What monument will they build for us?
Published 1:40 pm Tuesday, August 29, 2017
There are reminders of history all around us. Some people take pride in what they see. Some people are disgusted. Some have painful memories. Some are clueless.
Regardless of how any one person feels about it, it is in fact part of history.
We can look at these monuments and reminders and we can clinch our fists and say, “I hate that this happened, hate the fact I am reminded of it, hate the fact it’s part of my past and hate the people who put it here,” or we can look at these monuments and clinch our fists and say, “never again”.
Some may see a Civil War memorial and be reminded of a Southern soldier who was thrust from the farm lands into a war for what they believed.
Some may see a Civil War memorial and be reminded of their ancestor who proudly served his country in stopping a rebellion from the South. Some people may see something entirely different.
There is something I feel we should all see — a reminder that at one point in history our country was so divided, so filled with anger, so filled with contempt that it was willing to turn on itself, kill its fellow neighbor and ravage the lands until the country was broken.
I see a reminder that when we divide as a nation, we suffer as a nation.
I see a reminder that when we cannot subdue our passions we bring about destruction.
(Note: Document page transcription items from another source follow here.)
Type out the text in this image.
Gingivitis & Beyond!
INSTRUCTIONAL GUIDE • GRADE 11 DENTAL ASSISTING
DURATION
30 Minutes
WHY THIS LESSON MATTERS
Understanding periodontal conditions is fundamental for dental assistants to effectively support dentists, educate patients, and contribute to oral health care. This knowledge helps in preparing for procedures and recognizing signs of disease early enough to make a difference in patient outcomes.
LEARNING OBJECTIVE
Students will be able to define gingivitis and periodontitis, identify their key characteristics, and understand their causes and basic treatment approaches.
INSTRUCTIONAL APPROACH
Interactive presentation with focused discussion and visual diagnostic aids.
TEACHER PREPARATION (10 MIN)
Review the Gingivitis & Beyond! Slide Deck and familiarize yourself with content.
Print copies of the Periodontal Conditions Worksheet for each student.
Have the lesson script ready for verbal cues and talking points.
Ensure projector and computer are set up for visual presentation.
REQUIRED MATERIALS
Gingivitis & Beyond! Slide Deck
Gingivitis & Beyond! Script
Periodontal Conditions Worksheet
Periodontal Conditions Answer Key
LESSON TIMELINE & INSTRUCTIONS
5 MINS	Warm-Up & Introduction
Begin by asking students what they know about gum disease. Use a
I see a reminder that a country had to kill itself in order to find itself.
Maybe we should spend less time looking at the past and trying to disassemble it and instead look at the past and learn from it.
Maybe we should look at our present-day life and assess what we are doing, what we are saying, how we are living and how we are acting and think about what kind of monument people will build for us and how others will look at it.
Maybe we, as a society and a country, should do things that make future monuments, pictures, statues and memorials — something that we can all be proud of.
The monuments of the past remind us of what we have done. It is what we do today that will determine what our monuments look like in the future.